Tyk can easily proxy ~4,000 requests per second, with a pretty flat performance curve, and minimal added latency.
Under load, doing full key validation, security checks, quota management, and analytics gathering, Tyk can handle ~3,000 requests per second.
All of this on a 2-core, 2GB, $20 p/m commodity virtual server.
Our performance testing plan focuses on replicating a realistic customer installation on cheap commodity VMs. This means not optimizing for “benchmarks”: so no supercomputers and no sub-millisecond inner DC latency. Instead, we were testing on average performance 2 CPU virtual server, with 50ms latency between Tyk and upstream. For testing, we use Tyk Gateway in Hybrid mode, with default config. Test runner was using Locust framework and Boomer for load generation.

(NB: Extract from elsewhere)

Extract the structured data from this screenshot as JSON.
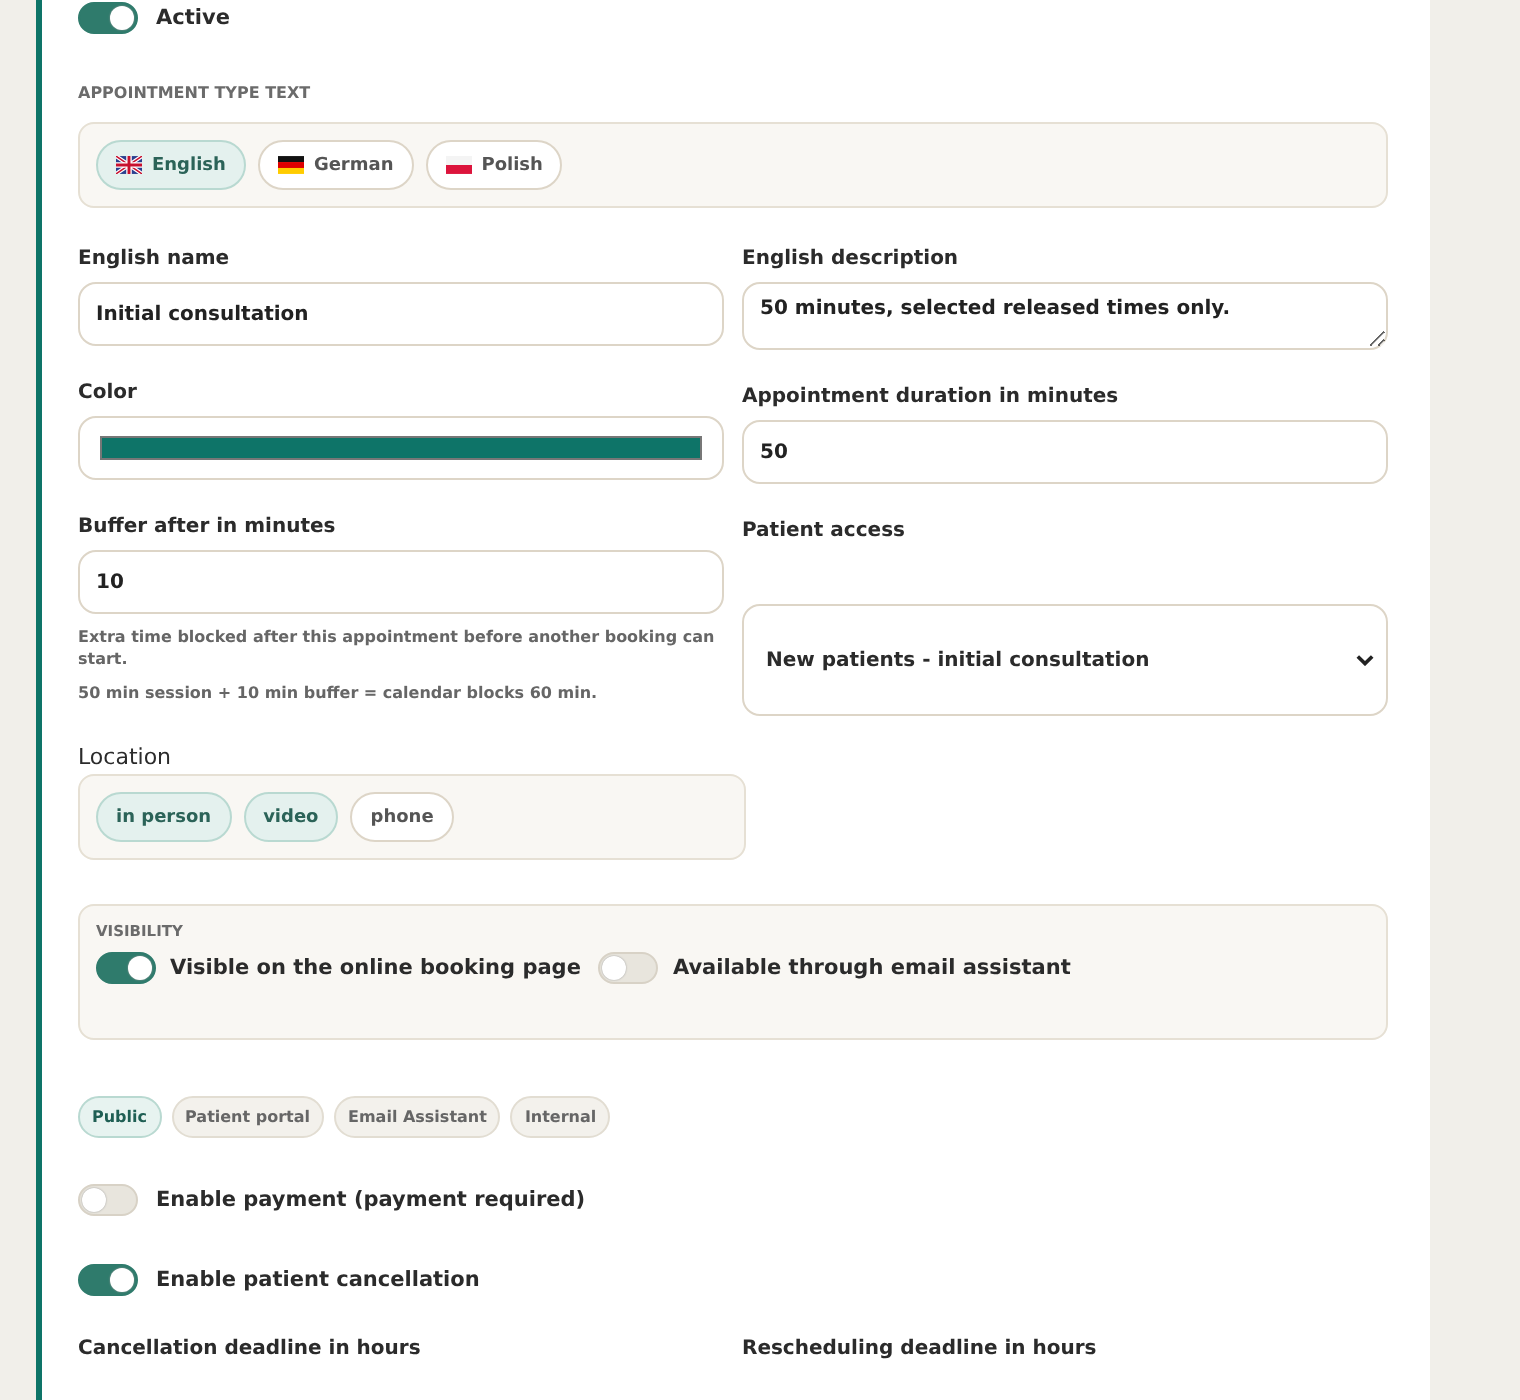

So, let’s start with a vanilla test – this is the kind of test that you will find elsewhere – and is what most providers will publish, this first test is Tyk 2.7 running an open API (no authentication), but only recording analytics data.
Basically, this test shows us how well Tyk proxies a request doing very little work
So here we can see, Tyk drops no requests, produces no errors and keeps a nice steady latency all the way to ~4,000 requests per second.
At this point, Tyk is still recording a bunch of analytics data that is being stored in Redis.
What does it mean?
Tyk is a pretty performant proxy – and it’s adding very little overhead to the requests, keeping performance steady and ensuring that requests get through without causing a fuss. But most importantly, even when Tyk is doing nothing it is still doing work, it’s recording analytics.
Now let’s look at a real test, with Tyk actually doing some of the activities you would expect from an API Gateway, under some decent load, with a representative number of client tokens. The activities we are evaluating here are on a closed API, and we want to see the Gateway:
Here we can see that Tyk is really working hard, with a minimal 25% performance drop compared to Vanilla test, and keeping smooth latency with up to 3000 requests per second.
Most importantly, we can see that Tyk is performing swimmingly (remember, this is a $20 server!), in this test we expect there to be resource limitations to be hit, and for the node to start tweaking out during higher load.
This test had to do a lot more work, for each request, Tyk evaluated the inbound token for its access rights, checked its quota, checked its rate limit was still acceptable and then proxied the request. It then recorded the analytics of the request and response and stored that in the database. All of that with minimal latency on cheap commodity hardware.